Finally, someone at the top said it.
Roberto Rosetti, Uefa’s managing director for refereeing, has warned that VAR is becoming too “microscopic.” And if you truly understand football, you felt that word.
VAR was meant for clear and obvious errors. That was the deal. Objective decisions? Perfect. Offside lines. Goal-line calls. Factual mistakes. Technology shines there.
But football isn’t played in slow motion.
Rosetti hit the key issue when you freeze a moment and examine it frame by frame, everything looks worse. Every touch becomes a foul. Every handball looks deliberate. That’s not how the game flows. Football lives in real time, in instinct, in chaos.

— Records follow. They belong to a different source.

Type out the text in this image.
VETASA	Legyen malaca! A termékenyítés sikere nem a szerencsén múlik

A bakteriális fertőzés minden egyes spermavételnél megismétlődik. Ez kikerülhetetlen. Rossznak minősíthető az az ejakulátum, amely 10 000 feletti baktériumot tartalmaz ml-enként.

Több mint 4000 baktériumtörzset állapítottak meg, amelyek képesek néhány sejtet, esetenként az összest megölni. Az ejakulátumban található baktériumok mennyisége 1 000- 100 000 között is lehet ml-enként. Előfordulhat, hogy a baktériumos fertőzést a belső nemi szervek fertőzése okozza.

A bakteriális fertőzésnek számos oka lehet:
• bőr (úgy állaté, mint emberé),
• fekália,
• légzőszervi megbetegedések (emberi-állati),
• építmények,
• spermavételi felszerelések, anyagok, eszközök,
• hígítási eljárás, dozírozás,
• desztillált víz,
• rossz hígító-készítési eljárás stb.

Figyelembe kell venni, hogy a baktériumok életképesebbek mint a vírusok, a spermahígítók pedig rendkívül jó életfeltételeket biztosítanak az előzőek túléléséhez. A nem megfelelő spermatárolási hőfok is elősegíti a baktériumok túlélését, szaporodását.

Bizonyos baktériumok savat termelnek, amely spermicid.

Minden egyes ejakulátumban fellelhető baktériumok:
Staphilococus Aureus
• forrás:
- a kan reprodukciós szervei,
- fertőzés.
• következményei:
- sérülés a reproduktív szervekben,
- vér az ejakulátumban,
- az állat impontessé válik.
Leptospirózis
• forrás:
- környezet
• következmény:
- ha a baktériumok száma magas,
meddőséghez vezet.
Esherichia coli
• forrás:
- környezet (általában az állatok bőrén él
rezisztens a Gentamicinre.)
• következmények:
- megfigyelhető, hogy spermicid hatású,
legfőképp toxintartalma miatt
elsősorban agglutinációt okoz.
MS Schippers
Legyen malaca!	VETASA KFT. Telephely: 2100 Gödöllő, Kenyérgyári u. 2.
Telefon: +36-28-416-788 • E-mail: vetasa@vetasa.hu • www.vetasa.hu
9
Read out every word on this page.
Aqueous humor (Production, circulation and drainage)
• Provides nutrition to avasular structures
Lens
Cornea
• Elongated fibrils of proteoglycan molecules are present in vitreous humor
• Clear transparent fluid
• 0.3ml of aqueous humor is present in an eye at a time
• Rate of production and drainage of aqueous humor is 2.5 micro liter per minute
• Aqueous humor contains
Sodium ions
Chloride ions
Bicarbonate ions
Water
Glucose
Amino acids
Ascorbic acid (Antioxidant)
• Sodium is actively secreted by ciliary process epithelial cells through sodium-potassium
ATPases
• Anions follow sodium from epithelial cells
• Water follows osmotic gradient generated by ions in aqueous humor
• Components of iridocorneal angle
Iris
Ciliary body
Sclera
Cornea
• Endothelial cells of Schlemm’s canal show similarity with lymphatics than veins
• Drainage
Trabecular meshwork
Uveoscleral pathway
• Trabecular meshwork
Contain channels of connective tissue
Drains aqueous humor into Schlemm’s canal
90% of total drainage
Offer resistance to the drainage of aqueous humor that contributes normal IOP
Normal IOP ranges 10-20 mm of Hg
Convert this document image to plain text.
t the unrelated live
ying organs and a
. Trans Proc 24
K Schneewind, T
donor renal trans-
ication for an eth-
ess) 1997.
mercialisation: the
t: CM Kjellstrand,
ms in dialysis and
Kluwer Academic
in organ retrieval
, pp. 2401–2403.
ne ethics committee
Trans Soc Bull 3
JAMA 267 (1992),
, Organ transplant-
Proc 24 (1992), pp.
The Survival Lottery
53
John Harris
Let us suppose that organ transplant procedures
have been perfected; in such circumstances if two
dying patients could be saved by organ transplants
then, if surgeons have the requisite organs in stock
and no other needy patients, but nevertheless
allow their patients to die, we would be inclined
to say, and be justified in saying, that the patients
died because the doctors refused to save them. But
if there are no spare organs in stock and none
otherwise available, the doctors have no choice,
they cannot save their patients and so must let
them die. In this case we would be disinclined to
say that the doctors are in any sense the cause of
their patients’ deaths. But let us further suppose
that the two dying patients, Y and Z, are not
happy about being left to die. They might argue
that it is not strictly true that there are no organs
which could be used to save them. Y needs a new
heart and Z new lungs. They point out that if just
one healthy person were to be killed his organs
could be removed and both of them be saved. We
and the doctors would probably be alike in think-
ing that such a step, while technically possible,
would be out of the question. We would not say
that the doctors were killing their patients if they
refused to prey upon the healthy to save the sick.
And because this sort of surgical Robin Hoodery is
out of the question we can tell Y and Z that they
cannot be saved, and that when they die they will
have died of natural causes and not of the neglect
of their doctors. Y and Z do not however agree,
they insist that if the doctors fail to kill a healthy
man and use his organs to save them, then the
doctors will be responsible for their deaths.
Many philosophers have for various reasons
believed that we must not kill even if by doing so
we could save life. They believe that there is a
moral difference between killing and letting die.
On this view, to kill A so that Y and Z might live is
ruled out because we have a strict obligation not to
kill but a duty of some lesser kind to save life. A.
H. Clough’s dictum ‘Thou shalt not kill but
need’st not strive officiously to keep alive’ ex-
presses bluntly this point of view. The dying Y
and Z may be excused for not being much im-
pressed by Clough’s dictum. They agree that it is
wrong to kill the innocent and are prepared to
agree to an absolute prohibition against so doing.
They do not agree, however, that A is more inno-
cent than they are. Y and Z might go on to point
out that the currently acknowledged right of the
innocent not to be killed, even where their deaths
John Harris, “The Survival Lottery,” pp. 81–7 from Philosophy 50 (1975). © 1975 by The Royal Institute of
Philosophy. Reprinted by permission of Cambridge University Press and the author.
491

We’ve shifted from correcting mistakes to searching for them.
Even with one of the lowest intervention rates in Europe, the Premier League still feels over-policed. That tells you the problem isn’t frequency it’s philosophy. The obsession with microscopic detail is draining emotion from the game.
And let’s be honest the media and fans demanded more intervention for years. “Where is VAR?” Now we’re asking it to step back. Rosetti quietly reminded everyone of that too.
The handball debate proves how far things have drifted. Interpretation, technology, and law are tangled together, and common sense feels lost. I touched on this in VAR, Offside, and the Real Scandal: Handball Has Lost Its Soul, because that’s where the real identity crisis sits.
IFAB now considering expanding VAR to corners and second yellow cards? That should make every old-school football brain uneasy.
Technology should protect football.
It should never control it.
Rosetti didn’t attack VAR. He simply reminded us what it was built for. Clear mistakes. Clear evidence. Nothing microscopic.
And that reminder felt like a breath of fresh air.